Tom Buffenbarger, president of the International Association of Machinists and Aerospace Workers, maintained the sequestration would “trigger an economic disaster.”

“My real fear is that cuts of this magnitude could trigger a second recession, one more devastating and depressing than our current one,” he argued at the press club event.

Fuller said he factored the 10-year cuts in defense spending to be $1 trillion, or $100 billion per year. He calculated that weapons procurement and related spending make up 45 percent of the larger defense budget, and thus used the figure of $45 billion for the reduction in Pentagon spending on military equipment in 2013.

He concluded that a $45 billion reduction in that first year alone would lead to the loss of 1 million full-time, year-round equivalent jobs, which he told reporters would remain unfilled for the decade of Pentagon cuts. Of those positions, 353,000 would be defense companies or firms that provide services to the industry. The other lost jobs would “come from the induced spending effects generated by this industry as a result of changes in payroll spending across all sectors of the economy,” a summary of his research findings states.

The study also found the $45 billion cut would lead to an overall loss of $59.4 billion in personal income in and outside of the defense industry, including retail and health jobs tied to the employment of the Pentagon contractors.

Fuller found the $45 billion reduction would reduce the GDP by $86 billion, or 25 percent of the projected annual increase for 2013. This would reduce the predicted growth for that year from 2.3 percent to 1.7 percent, he said.

His research further projects losses in sales throughout the U.S. economy totaling $164 billion, with 71 percent of those sales “occurring as a result of decreased consumer spending by workers directly and indirectly affected by these (Department of Defense) DoD spending reductions–workers having lost their jobs and/or experienced salary reductions.”

The George Mason-EMSI study also concludes that, while the Pentagon spending reductions would affect all 50 states, the $45 billion in reduced spending in 2013 would disproportionally impact the job rolls in 10 states.

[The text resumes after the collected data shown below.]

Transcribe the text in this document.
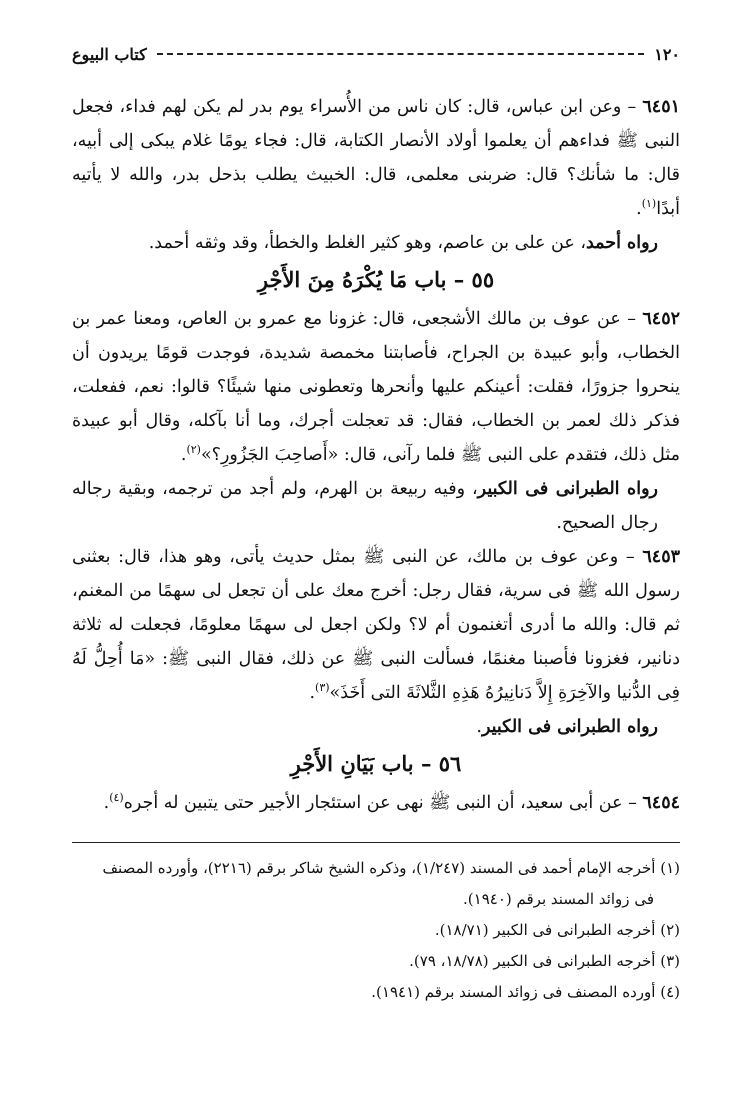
١٢٠
كتاب البيوع

٦٤٥١ – وعن ابن عباس، قال: كان ناس من الأُسراء يوم بدر لم يكن لهم فداء، فجعل النبى ﷺ فداءهم أن يعلموا أولاد الأنصار الكتابة، قال: فجاء يومًا غلام يبكى إلى أبيه، قال: ما شأنك؟ قال: ضربنى معلمى، قال: الخبيث يطلب بذحل بدر، والله لا يأتيه أبدًا$^{(١)}$.

رواه أحمد، عن على بن عاصم، وهو كثير الغلط والخطأ، وقد وثقه أحمد.

٥٥ – باب مَا يُكْرَهُ مِنَ الأَجْرِ

٦٤٥٢ – عن عوف بن مالك الأشجعى، قال: غزونا مع عمرو بن العاص، ومعنا عمر بن الخطاب، وأبو عبيدة بن الجراح، فأصابتنا مخمصة شديدة، فوجدت قومًا يريدون أن ينحروا جزورًا، فقلت: أعينكم عليها وأنحرها وتعطونى منها شيئًا؟ قالوا: نعم، ففعلت، فذكر ذلك لعمر بن الخطاب، فقال: قد تعجلت أجرك، وما أنا بآكله، وقال أبو عبيدة مثل ذلك، فتقدم على النبى ﷺ فلما رآنى، قال: «أَصاحِبَ الجَزُورِ؟»$^{(٢)}$.

رواه الطبرانى فى الكبير، وفيه ربيعة بن الهرم، ولم أجد من ترجمه، وبقية رجاله رجال الصحيح.

٦٤٥٣ – وعن عوف بن مالك، عن النبى ﷺ بمثل حديث يأتى، وهو هذا، قال: بعثنى رسول الله ﷺ فى سرية، فقال رجل: أخرج معك على أن تجعل لى سهمًا من المغنم، ثم قال: والله ما أدرى أتغنمون أم لا؟ ولكن اجعل لى سهمًا معلومًا، فجعلت له ثلاثة دنانير، فغزونا فأصبنا مغنمًا، فسألت النبى ﷺ عن ذلك، فقال النبى ﷺ: «مَا أُحِلُّ لَهُ فِى الدُّنيا والآخِرَةِ إِلاَّ دَنانِيرُهُ هَذِهِ الثَّلاثَةَ التى أَخَذَ»$^{(٣)}$.

رواه الطبرانى فى الكبير.

٥٦ – باب بَيَانِ الأَجْرِ

٦٤٥٤ – عن أبى سعيد، أن النبى ﷺ نهى عن استئجار الأجير حتى يتبين له أجره$^{(٤)}$.

(١) أخرجه الإمام أحمد فى المسند (١/٢٤٧)، وذكره الشيخ شاكر برقم (٢٢١٦)، وأورده المصنف
فى زوائد المسند برقم (١٩٤٠).

(٢) أخرجه الطبرانى فى الكبير (١٨/٧١).

(٣) أخرجه الطبرانى فى الكبير (١٨/٧٨، ٧٩).

(٤) أورده المصنف فى زوائد المسند برقم (١٩٤١).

They are California, Virginia, Texas, Florida, Massachusetts, Maryland, Pennsylvania, Connecticut, Arizona, and Missouri.

The impact of the worst-case defense cuts would be so widespread, the study’s authors say, partly because the defense industry has a significant amount of subcontracted work and makes products that often have many components.

AIA President and CEO Marion Blakey said at yesterday’s event that 10-year defense cuts totaling $1 trillion could lead to an increase to the rate of unemployment of 0.6 percent in 2013. The unemployment rate now is 9.1 percent.

“These projections are based on solid data and analysis and they should bring some sobriety to the debate that we endeavor to put into this discussion we’re having as a country,” she maintained.